В фонаре не осталось ни одного целого стекла.
Стоявшие в середине обладали настоящими, дарованными голосами и, судя по всему, давно и хорошо спевшимися. (Откуда взялись они здесь, бывшие моряки, и совсем недавнишние ещё грузчики? О-о, каких людей навыхватывал из портовой мадрасской толпы приметливый Стоун!) С нелепой, намотанной на лоб чалмой я сам себе казался карликом перед этой гремящей под низким потолком мощью. Из головы как ветром вымело хмель.

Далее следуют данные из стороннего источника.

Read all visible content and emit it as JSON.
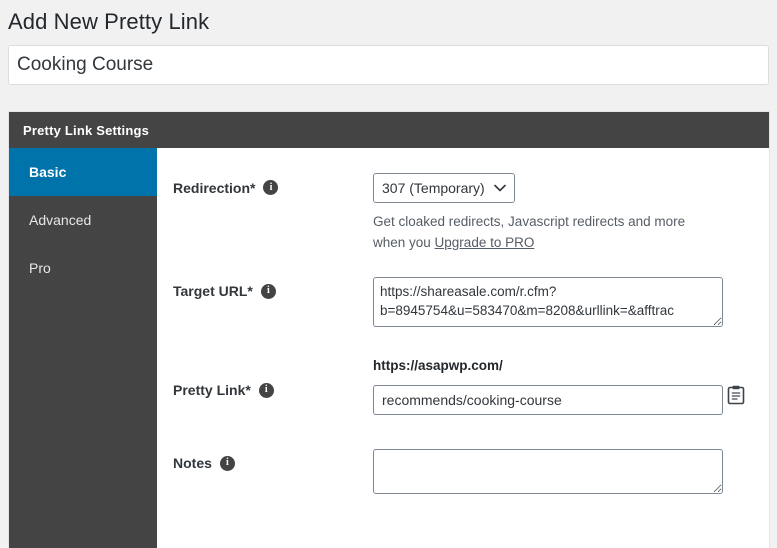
{
  "page": {
    "title": "Add New Pretty Link"
  },
  "title_field": {
    "value": "Cooking Course",
    "placeholder": "Enter title here"
  },
  "metabox": {
    "header": "Pretty Link Settings",
    "tabs": [
      {
        "label": "Basic",
        "active": true
      },
      {
        "label": "Advanced",
        "active": false
      },
      {
        "label": "Pro",
        "active": false
      }
    ]
  },
  "fields": {
    "redirection": {
      "label": "Redirection*",
      "info_icon": "info-icon",
      "selected": "307 (Temporary)",
      "options": [
        "307 (Temporary)"
      ],
      "helper_prefix": "Get cloaked redirects, Javascript redirects and more when you ",
      "helper_link": "Upgrade to PRO"
    },
    "target_url": {
      "label": "Target URL*",
      "info_icon": "info-icon",
      "value": "https://shareasale.com/r.cfm?b=8945754&u=583470&m=8208&urllink=&afftrac"
    },
    "pretty_link": {
      "label": "Pretty Link*",
      "info_icon": "info-icon",
      "prefix": "https://asapwp.com/",
      "value": "recommends/cooking-course",
      "copy_icon": "clipboard-icon"
    },
    "notes": {
      "label": "Notes",
      "info_icon": "info-icon",
      "value": "",
      "placeholder": ""
    }
  },
  "colors": {
    "accent": "#0073aa",
    "dark_panel": "#444444",
    "page_bg": "#f1f1f1",
    "text": "#32373c"
  }
}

Я немо стоял, вцепившись закостеневшими руками в отвороты своей, такой же, как и у всех здесь, грубой матросской куртки.
– А сейчас, мистер Том, – сказали из толпы матросов, – позвольте соблюсти старинный морской обычай.

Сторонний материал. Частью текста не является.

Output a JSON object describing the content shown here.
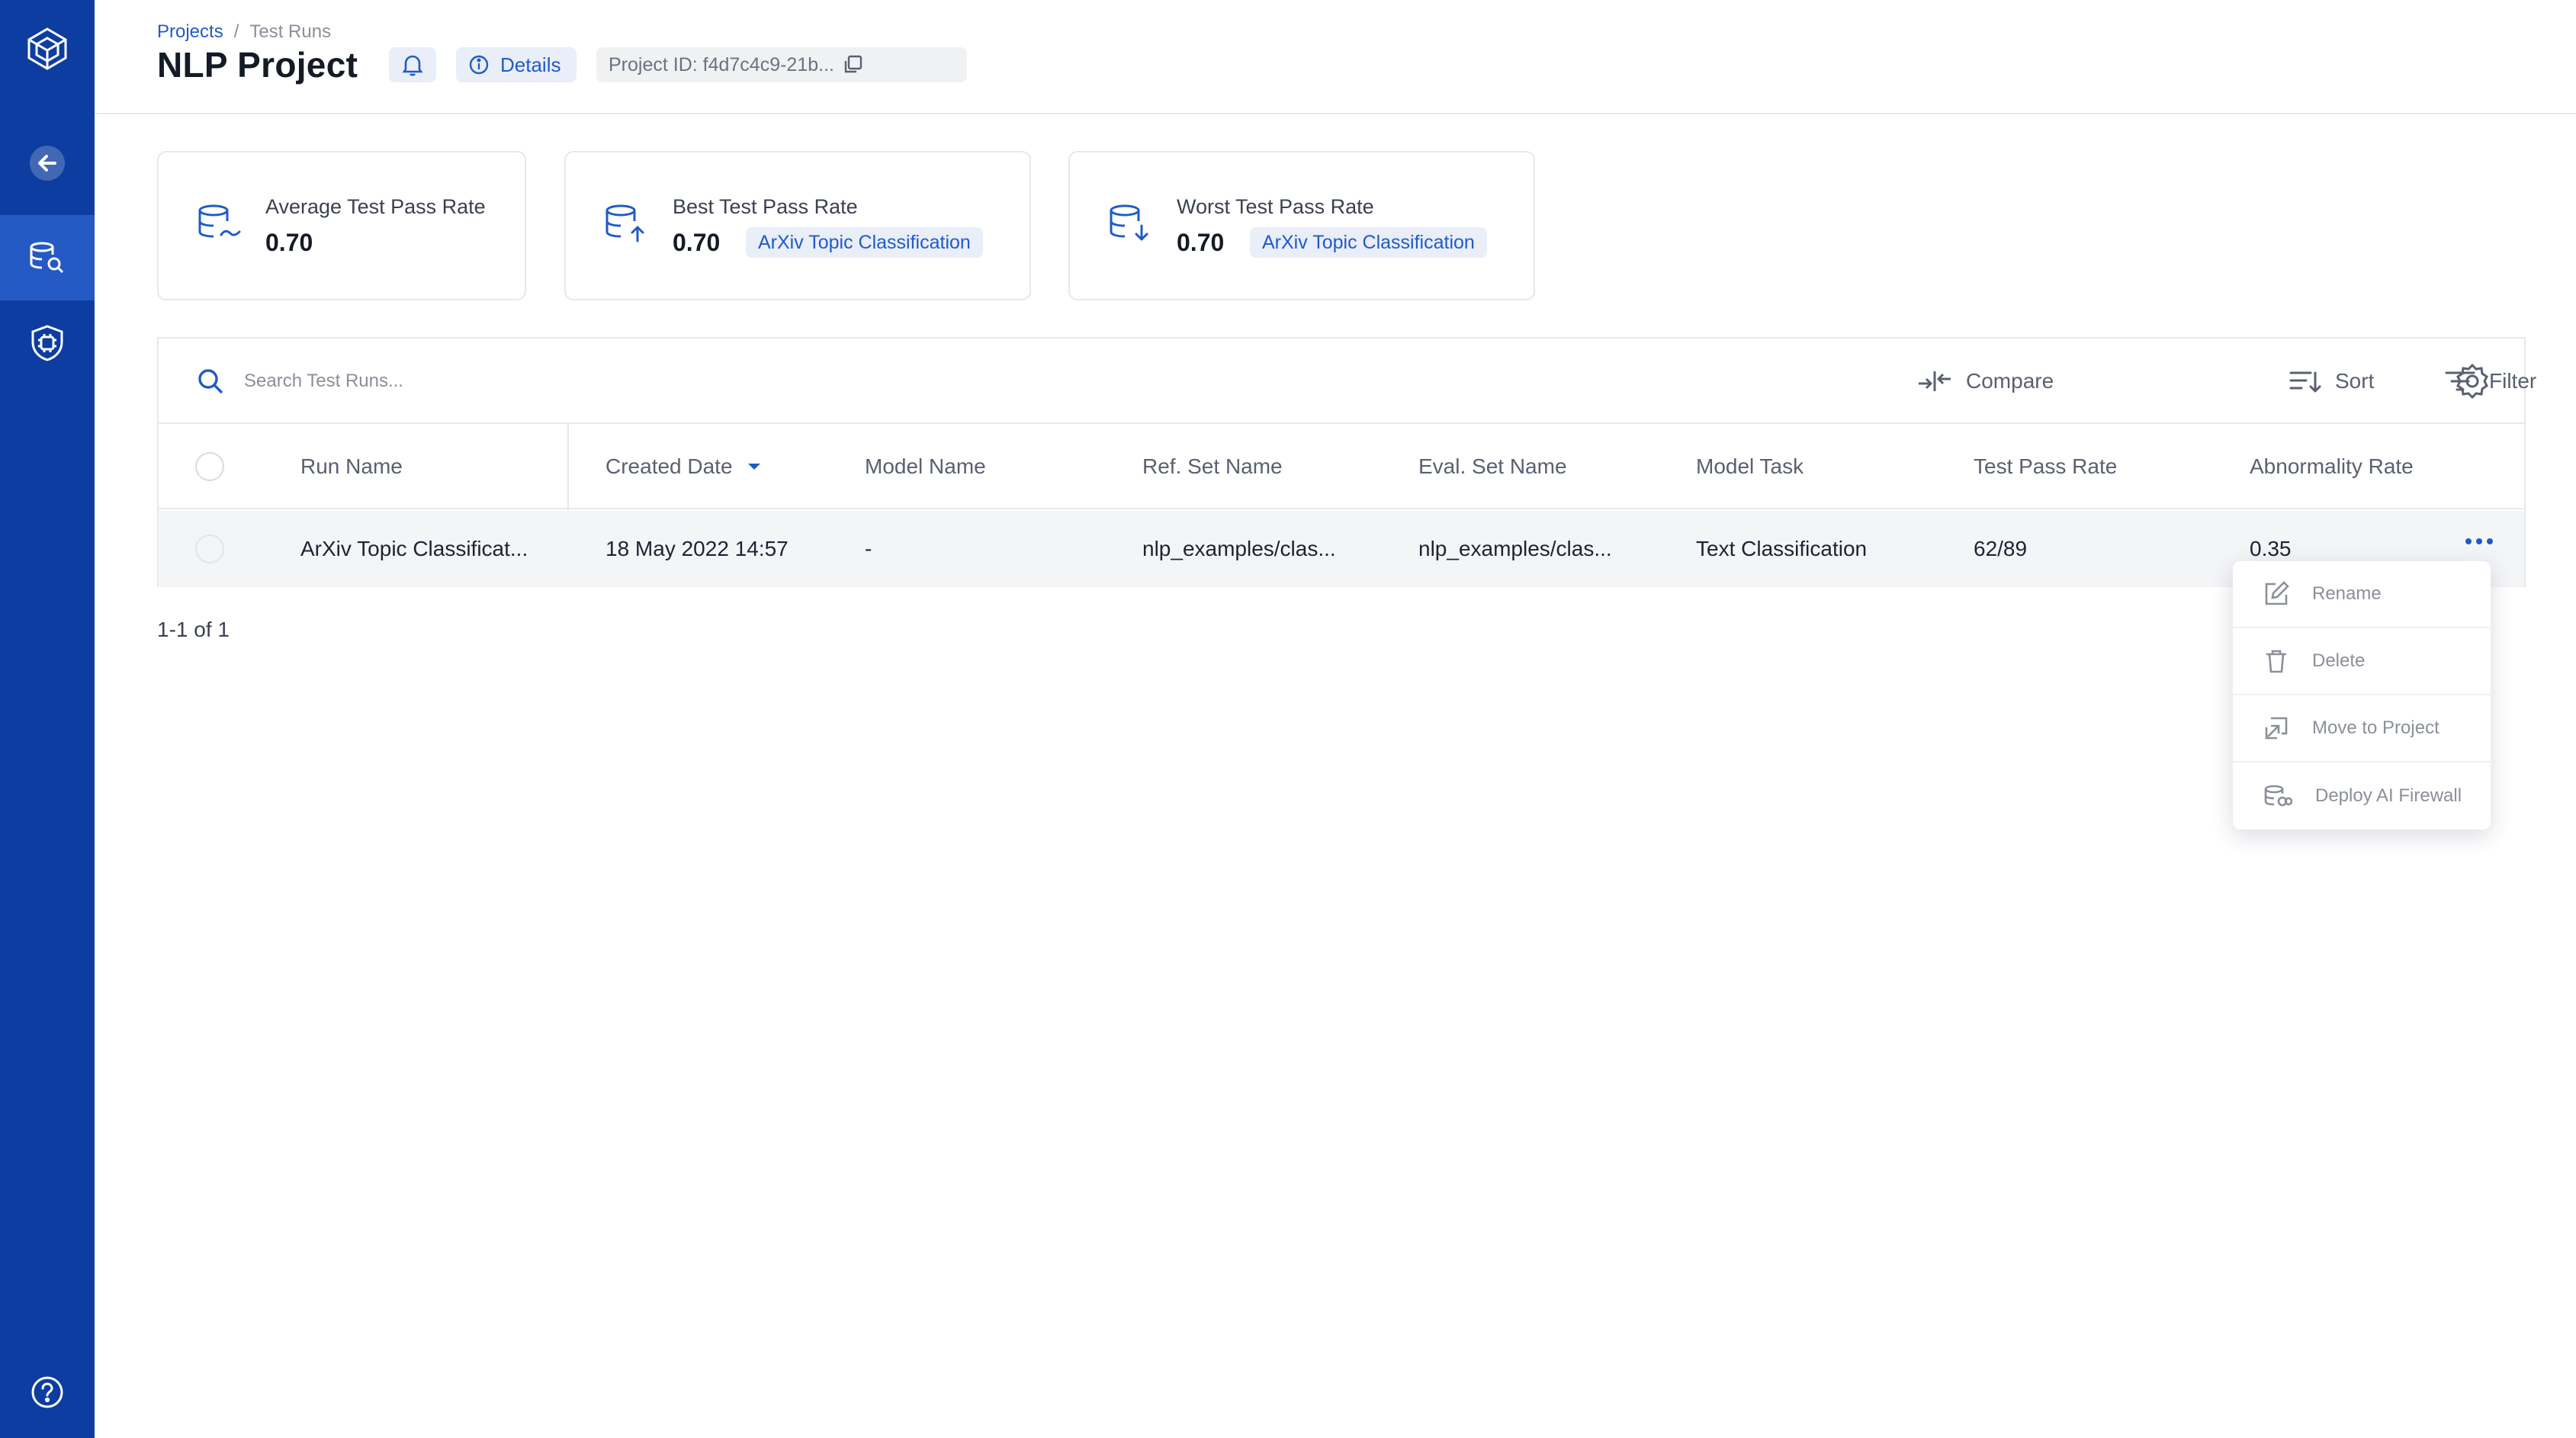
{
  "breadcrumb": {
    "root": "Projects",
    "separator": "/",
    "current": "Test Runs"
  },
  "page_title": "NLP Project",
  "header": {
    "details_label": "Details",
    "project_id": "Project ID: f4d7c4c9-21b..."
  },
  "cards": [
    {
      "label": "Average Test Pass Rate",
      "value": "0.70",
      "tag": ""
    },
    {
      "label": "Best Test Pass Rate",
      "value": "0.70",
      "tag": "ArXiv Topic Classification"
    },
    {
      "label": "Worst Test Pass Rate",
      "value": "0.70",
      "tag": "ArXiv Topic Classification"
    }
  ],
  "toolbar": {
    "search_placeholder": "Search Test Runs...",
    "compare_label": "Compare",
    "sort_label": "Sort",
    "filter_label": "Filter"
  },
  "table": {
    "columns": [
      "Run Name",
      "Created Date",
      "Model Name",
      "Ref. Set Name",
      "Eval. Set Name",
      "Model Task",
      "Test Pass Rate",
      "Abnormality Rate"
    ],
    "rows": [
      [
        "ArXiv Topic Classificat...",
        "18 May 2022 14:57",
        "-",
        "nlp_examples/clas...",
        "nlp_examples/clas...",
        "Text Classification",
        "62/89",
        "0.35"
      ]
    ]
  },
  "pagination": "1-1 of 1",
  "context_menu": [
    "Rename",
    "Delete",
    "Move to Project",
    "Deploy AI Firewall"
  ],
  "colors": {
    "rail": "#0d3da0",
    "accent": "#1f5bc8",
    "badge_bg": "#e9eef8"
  }
}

Ещё больше, хотя, казалось, больше уже и некуда, стеснились матросы, освободили стол, за который уселся один только человек. В руке у него был острый широкий тесак.
– Ох ты-ы!.. – изумлённо протянул стоящий за моей спиной Стоун. – Это же…
– Что такое? – не оборачиваясь, скованными устами, спросил я его.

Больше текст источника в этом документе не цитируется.